The SS immediately went to Helmy's cabin, but Helmy had outmaneuvered the Nazis. He moved Anna to another home and let the SS inspect his own. She was kept safe, and the doctor wasn't punished.
Anna said after the war: "Dr. Helmy did everything for me out of the generosity of his heart and I will be grateful to him for all eternity."
All four family members survived the war thanks to Helmy's courage.
"Why am I telling you this story?" Beck asked. "There's a million of these stories, except this one is different … The doctor's name. The doctor's name was Mohamed Helmy. He's an Arab. He's from Egypt. He stood up to the Nazis. He knew -- unlike so many people in the Middle East now that are running countries -- he knew the Holocaust was real. And he stepped in and faced evil, stared it right in the eye and saved a family."
After Helmy passed away, the Holocaust Museum in Israel tracked down Helmy's family and asked them to accept an award on his behalf.

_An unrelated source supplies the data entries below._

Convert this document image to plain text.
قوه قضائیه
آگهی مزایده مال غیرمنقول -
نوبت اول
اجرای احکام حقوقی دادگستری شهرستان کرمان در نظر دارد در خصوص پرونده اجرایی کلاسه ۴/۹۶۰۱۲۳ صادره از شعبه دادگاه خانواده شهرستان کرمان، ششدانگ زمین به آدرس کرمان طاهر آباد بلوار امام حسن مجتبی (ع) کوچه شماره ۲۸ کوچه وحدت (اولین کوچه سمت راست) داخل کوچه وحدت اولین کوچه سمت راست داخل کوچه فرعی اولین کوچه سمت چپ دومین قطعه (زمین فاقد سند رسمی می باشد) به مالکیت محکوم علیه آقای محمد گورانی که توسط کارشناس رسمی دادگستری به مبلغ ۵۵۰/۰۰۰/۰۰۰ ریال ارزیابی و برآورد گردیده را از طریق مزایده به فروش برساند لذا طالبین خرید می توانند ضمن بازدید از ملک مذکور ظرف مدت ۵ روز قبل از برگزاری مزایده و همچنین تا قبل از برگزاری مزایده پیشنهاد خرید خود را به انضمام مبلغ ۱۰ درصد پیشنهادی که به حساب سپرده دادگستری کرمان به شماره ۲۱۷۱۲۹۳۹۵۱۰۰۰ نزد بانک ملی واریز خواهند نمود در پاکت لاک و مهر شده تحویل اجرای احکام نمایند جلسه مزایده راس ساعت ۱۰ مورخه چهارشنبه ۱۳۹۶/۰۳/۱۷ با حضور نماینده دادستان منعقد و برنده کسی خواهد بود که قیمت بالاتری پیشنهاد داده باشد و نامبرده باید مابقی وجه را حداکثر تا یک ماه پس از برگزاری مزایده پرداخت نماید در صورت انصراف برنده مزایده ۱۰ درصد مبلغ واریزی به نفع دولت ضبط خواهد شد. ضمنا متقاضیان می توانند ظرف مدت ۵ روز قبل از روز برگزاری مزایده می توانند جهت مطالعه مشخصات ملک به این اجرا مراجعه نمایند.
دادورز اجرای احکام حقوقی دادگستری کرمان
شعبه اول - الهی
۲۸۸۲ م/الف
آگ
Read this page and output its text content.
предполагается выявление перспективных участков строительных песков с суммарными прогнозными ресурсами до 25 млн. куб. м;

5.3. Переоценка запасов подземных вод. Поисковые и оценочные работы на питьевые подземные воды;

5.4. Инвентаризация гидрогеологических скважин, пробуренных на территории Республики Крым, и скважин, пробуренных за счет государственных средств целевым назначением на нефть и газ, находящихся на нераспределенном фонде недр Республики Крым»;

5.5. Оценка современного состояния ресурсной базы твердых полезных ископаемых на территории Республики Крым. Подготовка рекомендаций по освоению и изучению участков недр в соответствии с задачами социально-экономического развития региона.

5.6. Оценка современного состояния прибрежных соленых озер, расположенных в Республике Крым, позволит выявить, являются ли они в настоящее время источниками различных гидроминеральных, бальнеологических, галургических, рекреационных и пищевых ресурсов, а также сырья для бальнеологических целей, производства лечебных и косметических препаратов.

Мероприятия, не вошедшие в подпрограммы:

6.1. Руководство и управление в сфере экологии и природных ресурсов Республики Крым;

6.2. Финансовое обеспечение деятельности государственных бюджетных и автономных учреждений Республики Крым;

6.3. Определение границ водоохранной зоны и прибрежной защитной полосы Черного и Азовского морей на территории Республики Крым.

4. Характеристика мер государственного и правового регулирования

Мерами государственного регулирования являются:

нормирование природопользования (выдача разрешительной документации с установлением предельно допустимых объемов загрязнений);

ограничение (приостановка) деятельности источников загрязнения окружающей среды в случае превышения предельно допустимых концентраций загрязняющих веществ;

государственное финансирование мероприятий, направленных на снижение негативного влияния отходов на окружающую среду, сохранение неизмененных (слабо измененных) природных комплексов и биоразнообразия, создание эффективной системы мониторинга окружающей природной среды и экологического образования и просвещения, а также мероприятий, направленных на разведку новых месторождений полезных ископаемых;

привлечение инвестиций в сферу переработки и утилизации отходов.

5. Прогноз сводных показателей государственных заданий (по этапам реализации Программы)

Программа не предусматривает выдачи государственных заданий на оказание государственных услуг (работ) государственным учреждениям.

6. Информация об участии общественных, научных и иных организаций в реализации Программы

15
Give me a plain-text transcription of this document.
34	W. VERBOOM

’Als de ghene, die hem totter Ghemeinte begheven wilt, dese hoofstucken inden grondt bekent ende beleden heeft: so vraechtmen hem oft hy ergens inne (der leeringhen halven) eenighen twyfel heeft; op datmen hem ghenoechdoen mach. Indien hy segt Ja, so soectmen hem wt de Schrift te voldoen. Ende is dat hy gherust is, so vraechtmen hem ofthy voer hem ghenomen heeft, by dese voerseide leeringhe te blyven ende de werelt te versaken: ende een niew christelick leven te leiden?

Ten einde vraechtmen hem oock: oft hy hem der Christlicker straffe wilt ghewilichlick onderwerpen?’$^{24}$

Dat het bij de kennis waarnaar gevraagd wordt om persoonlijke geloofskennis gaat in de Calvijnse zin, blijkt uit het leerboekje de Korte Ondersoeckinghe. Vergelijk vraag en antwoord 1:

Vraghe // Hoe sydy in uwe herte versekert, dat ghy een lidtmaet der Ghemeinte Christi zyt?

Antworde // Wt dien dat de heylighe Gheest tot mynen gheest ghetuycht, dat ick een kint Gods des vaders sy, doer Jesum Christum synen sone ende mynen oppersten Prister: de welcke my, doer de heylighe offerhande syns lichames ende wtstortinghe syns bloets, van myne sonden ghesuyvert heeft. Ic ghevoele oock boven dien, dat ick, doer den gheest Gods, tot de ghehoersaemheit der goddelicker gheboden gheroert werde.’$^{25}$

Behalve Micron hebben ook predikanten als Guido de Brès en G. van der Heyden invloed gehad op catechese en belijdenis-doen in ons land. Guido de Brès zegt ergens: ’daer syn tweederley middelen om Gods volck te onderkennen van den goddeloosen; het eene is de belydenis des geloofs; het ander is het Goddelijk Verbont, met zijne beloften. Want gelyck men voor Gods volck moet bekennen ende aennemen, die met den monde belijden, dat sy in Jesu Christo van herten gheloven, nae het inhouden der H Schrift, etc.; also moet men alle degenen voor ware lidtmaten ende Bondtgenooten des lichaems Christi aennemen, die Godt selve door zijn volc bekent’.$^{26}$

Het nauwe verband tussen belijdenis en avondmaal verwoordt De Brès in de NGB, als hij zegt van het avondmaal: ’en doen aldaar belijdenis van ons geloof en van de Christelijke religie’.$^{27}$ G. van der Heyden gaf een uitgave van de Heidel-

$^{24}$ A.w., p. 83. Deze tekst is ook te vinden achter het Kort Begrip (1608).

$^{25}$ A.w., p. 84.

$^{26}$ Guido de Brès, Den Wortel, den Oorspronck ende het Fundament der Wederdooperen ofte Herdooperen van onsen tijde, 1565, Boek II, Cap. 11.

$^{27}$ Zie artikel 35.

"They found three of his descendants living in Cairo," Beck said. "When they finally got in touch with them to present the award, the family declined it. They said: 'If any other country offered to honor Helmy, we would have been happy with it.'"
"How sad that is," Beck remarked. "The incredible legacy this man left for his family -- peace, love, self-sacrifice. ... He risked his own life because he believed, and was motivated by his values."
"Everyone should know this story, especially in the Middle East, so the kids would follow that example," Beck concluded. "They would know that the Holocaust was real, and that an Arab did indeed save a Jew. Maybe if that happened, the next generation of Palestinians and Jews would not know hate. They would love one another … and we would all begin to change the world."